Axa fait entrer de plain-pied les objets connectés dans la vie quotidienne de certains de ses clients. L’assureur vient en effet de mettre en place un concours pour récompenser les plus mobiles d’entre eux, dont l’activité sera quantifiée par un bracelet Withings Pulse 02.

Plus précisément, Axa offrira aux 1 000 premiers souscripteurs de sa complémentaire santé Modulango ce bracelet connecté, qui devra être relié à leur smartphone ou à leur tablette. Il comptera combien de temps dort l’assuré, s’il monte des escaliers, marche beaucoup, brûle des calories d’une façon ou d’une autre… Les plus actifs se verront remettre un ou plusieurs chèques-cadeaux de 50 € pour des soins de médecine douce, ainsi que des réductions sur des produits Withing. Il leur faudra pour cela marcher plus de 7 000 ou 10 000 pas par jour.
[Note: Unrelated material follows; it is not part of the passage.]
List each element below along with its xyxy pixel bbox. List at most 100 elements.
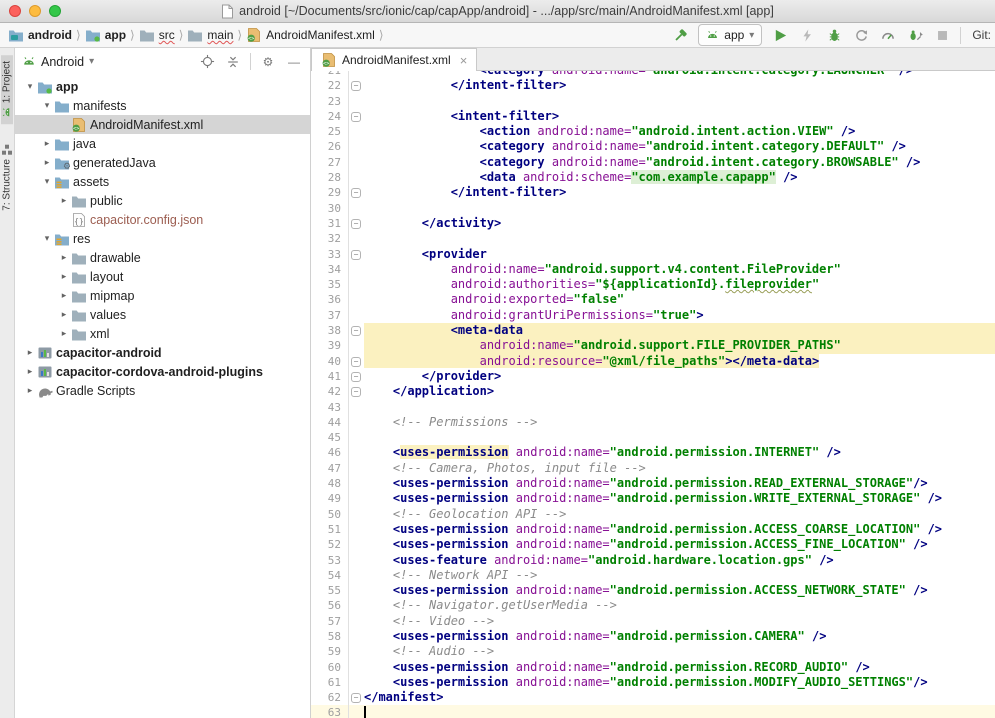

Des questionnements inévitables

« L’assurance maladie comme les assurances complémentaires ont intérêt à encourager les assurés à s’équiper, en offrant ou en subventionnant l’achat de telles solutions. Cela permet d’encourager les comportements vertueux », avance Cédric Hutchings, directeur général de Withings.
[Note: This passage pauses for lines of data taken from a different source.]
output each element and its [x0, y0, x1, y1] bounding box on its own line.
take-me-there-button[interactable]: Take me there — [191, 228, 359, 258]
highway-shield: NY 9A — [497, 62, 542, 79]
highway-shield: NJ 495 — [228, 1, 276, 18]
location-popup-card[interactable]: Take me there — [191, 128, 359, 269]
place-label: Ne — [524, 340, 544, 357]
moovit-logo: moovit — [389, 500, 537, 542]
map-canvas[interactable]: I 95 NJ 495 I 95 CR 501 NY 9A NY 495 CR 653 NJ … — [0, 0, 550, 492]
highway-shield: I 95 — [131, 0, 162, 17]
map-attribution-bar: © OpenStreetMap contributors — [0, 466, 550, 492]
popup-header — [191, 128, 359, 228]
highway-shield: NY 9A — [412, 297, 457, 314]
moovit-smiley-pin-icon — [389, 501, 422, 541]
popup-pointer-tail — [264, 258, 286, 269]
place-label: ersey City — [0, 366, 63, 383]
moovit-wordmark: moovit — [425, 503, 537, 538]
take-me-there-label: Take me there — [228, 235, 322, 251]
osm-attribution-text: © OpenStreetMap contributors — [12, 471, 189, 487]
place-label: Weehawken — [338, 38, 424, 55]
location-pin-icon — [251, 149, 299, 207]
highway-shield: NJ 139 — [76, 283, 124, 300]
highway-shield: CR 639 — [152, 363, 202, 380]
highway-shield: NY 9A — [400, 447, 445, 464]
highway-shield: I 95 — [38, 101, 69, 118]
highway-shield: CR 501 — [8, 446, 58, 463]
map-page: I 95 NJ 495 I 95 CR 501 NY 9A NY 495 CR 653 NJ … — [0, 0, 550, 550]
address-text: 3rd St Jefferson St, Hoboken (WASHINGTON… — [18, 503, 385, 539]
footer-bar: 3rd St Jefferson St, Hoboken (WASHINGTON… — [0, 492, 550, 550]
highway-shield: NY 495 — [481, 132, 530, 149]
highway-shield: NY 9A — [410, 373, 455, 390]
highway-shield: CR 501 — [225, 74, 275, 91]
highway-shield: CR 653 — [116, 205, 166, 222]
Reste que c’est la première fois qu’un assureur collectera directement des données par le biais d’un objet connecté, posant d’ores et déjà un certain nombre de questions. La première concerne la confidentialité des données.

Plus globalement, cette irruption très concrète des objets connectés dans les relations entre le grand public et les entreprises devrait susciter d’autres interrogations majeures dans les mois à venir, lesquelles pourraient pousser le législateur à réfléchir à l’opportunité d’un encadrement repensé.